This morning, I read an article in the sports section about a coach who is suffering from a degenerative heart problem and takes a lot of medication for it while waiting for a heart transplant. The coach, a woman, says the pills she takes in the morning are her “breakfast.” She continues her work. She led her team to a conference championship this spring (women’s golf), and they are in the running for an NCAA championship.
“She’s happy all the time, no matter what,” said one of her players.
Even if she receives the transplant, she has only a 70% chance of being alive in five years. Those are the statistics for women transplant recipients.
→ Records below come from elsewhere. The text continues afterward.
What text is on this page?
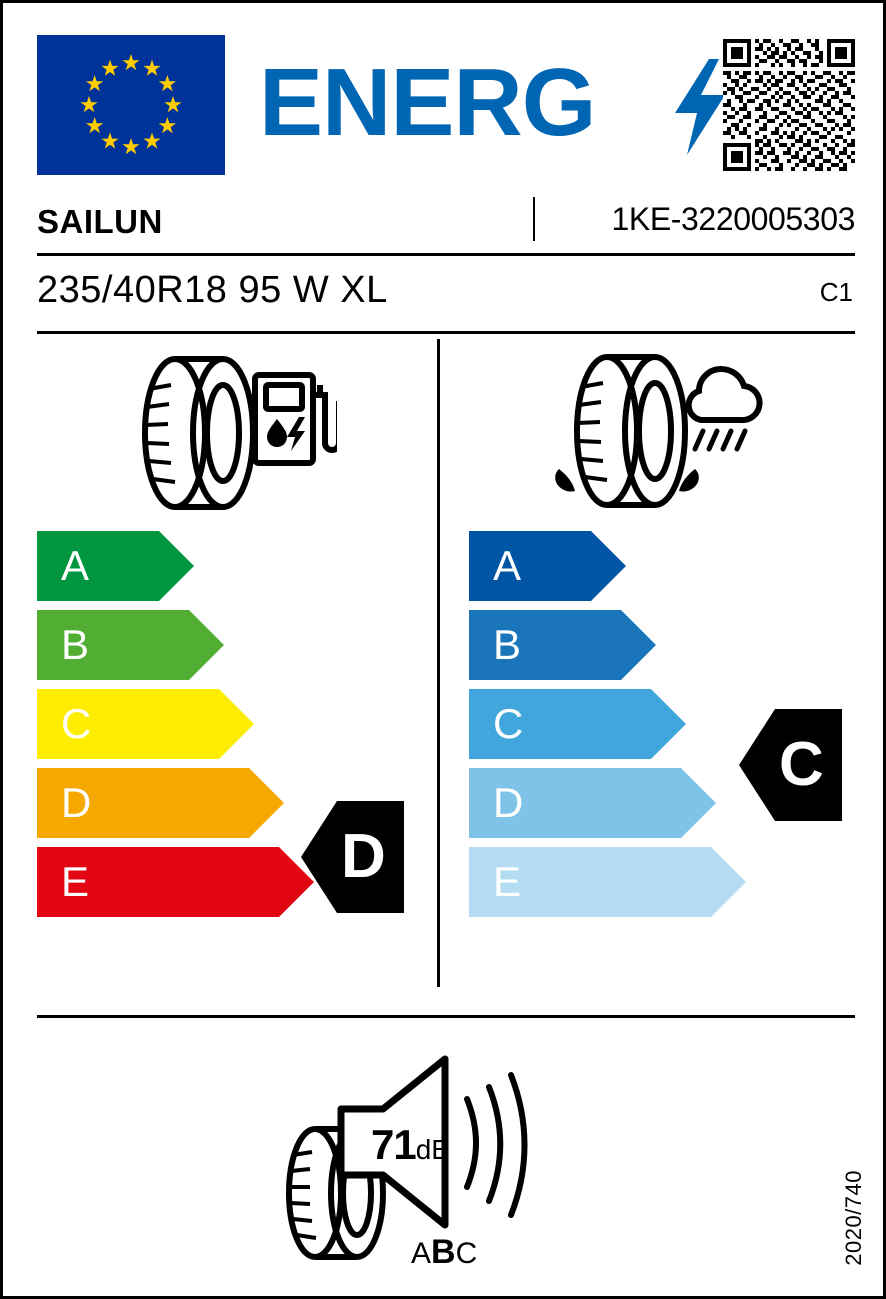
ENERG
SAILUN	1KE-3220005303
235/40R18 95 W XL	C1
A
B
C
D
E	D
A
B
C
D
E
C
71dB
ABC	2020/740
I don’t know this woman and I am not a big sports fan. What struck me as I read the article is how many of us deal with issues such as this on a daily basis. I have friends who are dealing with macular degeneration, chronic infection, alcoholism, anorexia/bulimia, schizophrenia, debilitating arthritis, cancer, and other chronic, serious ailments. Some of these people are young in age and in the prime of life.
Those of us who don’t have such serious problems still deal with the more minor issues of daily living…high blood pressure, vertigo, hearing and/or vision loss, and other such things.
The remarkable thing is that those who suffer from what would seem to me to be a truly intractable problem also seem to be the most well-grounded and pragmatic. They seem to be upbeat and have an attitude to die for (figuratively speaking). They take each day as it comes, and place all of the cares of both today and tomorrow into the hands of a Higher Power that sustains and supports them.
Somehow, many of these people have learned what a lot of us would like to know. “I have learned in whatever situation I am in to be content,” said the great Apostle of Jesus Christ, Paul of Tarsus.